For instance if I don’t fix #1, my life expectancy will be rather reduced. As the mutations cause a gain of function of the PCSK9, the fix is pretty easy: Repatha which is a PCSk9 antibody.
Before doing those reports I was on rosuvastatin + ezetimibe + bempedoic acid. That sort of worked but treating the symptoms rather than the fundamental cause.

#7 is similarly easy to fix with tadalafil + l-citrulline. I that case also it will fix the exact cause rather than just the symptoms.

#2 is much more tricky.
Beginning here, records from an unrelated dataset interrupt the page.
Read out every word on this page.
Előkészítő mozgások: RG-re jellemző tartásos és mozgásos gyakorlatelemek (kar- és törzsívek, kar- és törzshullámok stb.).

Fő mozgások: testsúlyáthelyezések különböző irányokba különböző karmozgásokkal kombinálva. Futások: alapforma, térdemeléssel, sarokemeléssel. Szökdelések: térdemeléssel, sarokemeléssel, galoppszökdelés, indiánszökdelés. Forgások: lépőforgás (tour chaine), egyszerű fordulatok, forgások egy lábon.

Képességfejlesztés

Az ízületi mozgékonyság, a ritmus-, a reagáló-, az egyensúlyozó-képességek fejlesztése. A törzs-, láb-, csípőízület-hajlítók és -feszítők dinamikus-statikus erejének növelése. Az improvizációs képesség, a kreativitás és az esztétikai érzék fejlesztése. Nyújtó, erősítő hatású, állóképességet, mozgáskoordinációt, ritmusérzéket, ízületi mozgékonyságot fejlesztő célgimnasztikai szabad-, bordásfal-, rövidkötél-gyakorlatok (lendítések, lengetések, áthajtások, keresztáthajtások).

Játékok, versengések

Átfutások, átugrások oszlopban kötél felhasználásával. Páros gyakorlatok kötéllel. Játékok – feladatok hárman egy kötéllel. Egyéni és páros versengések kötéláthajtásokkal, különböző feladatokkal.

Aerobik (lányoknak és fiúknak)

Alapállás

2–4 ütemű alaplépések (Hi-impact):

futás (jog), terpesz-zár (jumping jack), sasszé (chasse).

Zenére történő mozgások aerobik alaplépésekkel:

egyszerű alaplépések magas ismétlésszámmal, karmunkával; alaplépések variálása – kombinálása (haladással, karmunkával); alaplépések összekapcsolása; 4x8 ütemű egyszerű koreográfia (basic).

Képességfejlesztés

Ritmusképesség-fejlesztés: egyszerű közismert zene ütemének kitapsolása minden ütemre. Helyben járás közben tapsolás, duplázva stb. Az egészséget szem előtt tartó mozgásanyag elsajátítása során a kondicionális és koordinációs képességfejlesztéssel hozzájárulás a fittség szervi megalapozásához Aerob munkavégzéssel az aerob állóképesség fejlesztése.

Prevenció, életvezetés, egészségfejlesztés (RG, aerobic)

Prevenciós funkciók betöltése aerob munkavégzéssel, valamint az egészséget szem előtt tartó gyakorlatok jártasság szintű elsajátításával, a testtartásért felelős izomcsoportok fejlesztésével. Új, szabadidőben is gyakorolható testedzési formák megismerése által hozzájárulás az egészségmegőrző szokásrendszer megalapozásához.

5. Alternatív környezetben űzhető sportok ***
I spent years trying to understand why I have glucose regulation issue while I’m extremely insulin sensitive (HOMA-IR 0.6). The answer is genetic beta-cell secretion deficit + other related issues. There Is no exact fix for that but imeglimin will partially help an I’m currently trying that.

Finally, pathway #3 (NRF2 / glutathione bottleneck) was unexpected and silent, as it does not map to easily identifiable symptoms despite impacting multiple organs and functions across six reports.